Josh Heath might say the same. Three years ago, he was stung by USF’s decision to fire his father Stan as head coach. Heath realized a dream by enrolling at USF to play for his father, only to see it taken away after one season.
Some parts of his career might seem like favor has not blessed him. Josh Pastner is his third coach, following his father and Brian Gregory. He has had two surgeries to repair a body broken down by the game. In four seasons, he never made it to the NCAA Tournament.
However, Heath will play his final game – perhaps of his basketball career – playing for a championship with teammates that he cherishes. He is their starting point guard and his decision making, leadership and implacable cool have been integral elements of the Yellow Jackets’ stunning season.
“I’m just so proud of him,” said Stan Heath, now an assistant coach at Boston College. “My wife and I, we’re just enjoying this moment. It’s been an incredible moment. I can’t thank Josh Pastner enough. He and his staff have done an incredible job with those kids.”
Bound by the game
Basketball has connected Josh Heath and Kellen McCormick to their fathers from the time they were young. That bond will be celebrated Thursday night at Madison Square Garden.
The NIT run has been particularly meaningful for Heath. Because of his father’s position on the Boston College staff, he has been only to a handful of games in the past two seasons. (In Heath’s first season at Tech, his father was out of coaching and working for ESPN and attended several.) But with the Eagles not in the postseason, Stan has been in the stands for all four of his NIT games. He and wife Ramona were to board a train Thursday from Boston to New York’s Penn Station, which sits directly under Madison Square Garden.

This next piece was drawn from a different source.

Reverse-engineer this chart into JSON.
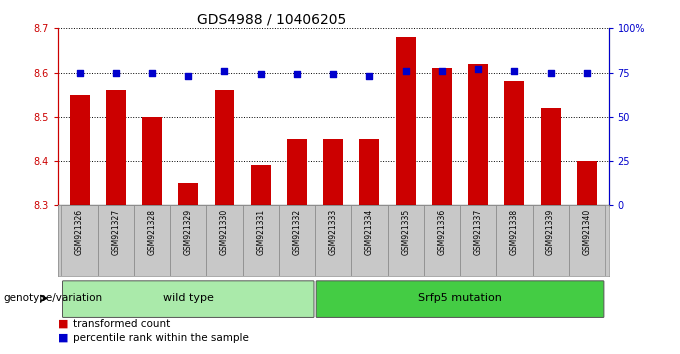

Josh said that “I’m really grateful” that it has worked out that way. Stan said that he just tries to be a dad at the games and never talks basketball with Pastner or his staff. (Josh recalls rides homes from games as a child when his father offered pointed critiques of his play while he silently stewed, though that’s hardly territory occupied only by fathers who are also coaches. “He’s just a dad,” Josh said.)
“I’m just going to enjoy the moment,” Stan said. “It’s his season, he’s a part of a really good basketball team, and I’m going to sit back and cheer and support and yell at the officials a little bit.”
McCormick has played in 23 games this season, mostly at the end of blowouts or for short stints. A 3-point specialist, he did save Tech from a catastrophic defeat with four second-half 3-pointers against North Carolina A&T, which beat one Division I team this season, in the game immediately before the Jackets’ upset of North Carolina. It’s conceivable that, had Tech lost that game, it would not have earned an NIT bid. He did get into the semifinal win over Cal State Bakersfield, playing the final 1:29 of the 76-61 win.
Despite the limited role, McCormick has no regrets about his decision to leave Western Michigan to come to Tech for his final season as a graduate transfer. Quite the opposite.
“I needed something different from what I’d experienced in the past, and to play in the ACC and to play in some of the gyms I’ve been in,” he said, not needing to complete the thought. “The group of guys that I’m with has been unbelievable. Just great guys on the team. It says something, a lot, about the team that we’ve got transfers, we’ve got freshmen, we’ve got guys from an old coaching staff, and the way that everyone has meshed has just been phenomenal. I’ve never seen anything like it.”
Tim McCormick said that his son made the choice seeking to be at a strong academic school in a major city that would prepare him for his future.
“It’s been phenomenal, and I think that he is a unique kid in thinking long term,” Tim McCormick said.
One final game
McCormick is hopeful for a business career, possibly in consulting. Heath wants to follow his father into coaching. He is leaning towards not pursuing a professional career because of the toll the game has taken.
Thursday could be the last time playing, he said “except playing pickup at LA Fitness.”
He won’t be caught up in the thought of putting on a basketball uniform for possibly the last time, though. Heath is an even-keeled pragmatist to his core.
“Letting outside factors affect the way you play I think can be a slippery slope,” he said Wednesday. “Just going to go and play just like any other game.”
Said Stan, informed of the comments, “That’s my kid.”
Heath’s parents see it a little differently. After Stan was fired, he and Ramona wanted academics to guide the decision. Tech, where Stan’s longtime friend and colleague Gregory was the coach, became the option. Stan wasn’t sure if his son could play at the ACC level. In fact, while at USF, he had intended to redshirt him to help get him ready for college basketball before injuries forced him on the court.
Three years later, his son has become a starter and leader of a team that has won 21 games, beaten four NCAA Tournament teams and, in his final game, will play for the school’s first-ever NIT championship. And he gets to be there for it.
“It’s been a little bit of a fairy-tale story, where it started off with injuries and coaching changes and getting let go to, ‘Hey, you’re playing for a championship in your final game,’” Stan Heath said. “It’s a good story. It’s a really good story.”
It’s a story worthy of New York and a most storied arena. It is indeed funny how things work out.